While many poems in this short collection deal with “death” in a traditional way, some are more surprising and innovative. These are the best. “The Papermakers,” for instance, suggests that sometimes the relief that can be found in an ending is so valuable that the sufferings endured on the road to that end are justified, or at least are worthy of focus. Allport writes of “the solace of the idea of disaster.” The word “idea” changes things a bit, since disaster has not actually struck; however, the residuum is the same.  Allport has a good thing going until the subsequent line, in which he compares the eliminative power of disaster to the ever-popular “clean page.” (He makes a similar misstep in “Self-Erasing Love Poem” with the first lines: “Like a photographer my fantasies of reproduction / were negative.” Mmm…photographs, negatives.)

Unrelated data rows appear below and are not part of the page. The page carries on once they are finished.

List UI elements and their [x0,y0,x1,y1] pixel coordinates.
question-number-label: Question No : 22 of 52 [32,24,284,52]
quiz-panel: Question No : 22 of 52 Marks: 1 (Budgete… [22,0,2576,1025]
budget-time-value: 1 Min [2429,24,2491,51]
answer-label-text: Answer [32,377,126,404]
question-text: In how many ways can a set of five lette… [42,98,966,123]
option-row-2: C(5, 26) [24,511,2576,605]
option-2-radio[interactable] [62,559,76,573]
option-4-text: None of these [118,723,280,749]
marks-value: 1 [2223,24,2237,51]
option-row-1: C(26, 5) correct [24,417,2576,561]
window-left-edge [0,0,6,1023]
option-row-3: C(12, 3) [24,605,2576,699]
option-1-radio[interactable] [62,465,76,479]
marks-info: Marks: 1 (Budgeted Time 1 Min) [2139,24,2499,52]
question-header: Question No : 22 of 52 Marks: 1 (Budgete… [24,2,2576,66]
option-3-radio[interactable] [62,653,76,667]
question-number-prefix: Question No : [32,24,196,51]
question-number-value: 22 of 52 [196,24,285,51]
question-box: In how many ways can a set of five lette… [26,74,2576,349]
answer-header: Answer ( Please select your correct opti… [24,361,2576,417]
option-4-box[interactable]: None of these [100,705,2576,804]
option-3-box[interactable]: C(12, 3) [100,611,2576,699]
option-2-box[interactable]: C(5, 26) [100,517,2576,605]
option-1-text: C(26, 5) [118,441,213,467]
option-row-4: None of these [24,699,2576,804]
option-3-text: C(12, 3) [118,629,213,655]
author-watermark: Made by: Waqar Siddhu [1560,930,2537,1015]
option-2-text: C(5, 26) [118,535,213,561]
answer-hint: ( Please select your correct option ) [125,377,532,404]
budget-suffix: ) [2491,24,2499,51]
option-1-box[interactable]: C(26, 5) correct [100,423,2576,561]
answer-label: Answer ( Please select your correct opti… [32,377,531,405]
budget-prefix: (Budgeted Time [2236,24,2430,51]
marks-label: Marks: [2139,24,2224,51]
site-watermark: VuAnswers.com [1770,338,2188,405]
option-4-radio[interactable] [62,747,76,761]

One of the brightest poems in The Ice Ship is “The Late Address of Captain Shane T. Adcock.” Adcock, which Allport explains in his notes, died in Iraq and was buried in Arlington National Cemetery. The tone of this poem is unsurprisingly apocalyptic; what surprises is Allport’s ability to maintain hope for his reader amid rather bleak scenes. He writes, “No event ever stops spinning.” This line is perfectly sentimental, delicate while sharp. And later in the poem, “a sound heard underneath a thousand others” reminds us that humans are one tiny faction of a branching planet/galaxy/universe/other, but that we can nevertheless be proud to add to its layers. Appropriately, Allport handles his poems with extraordinary care.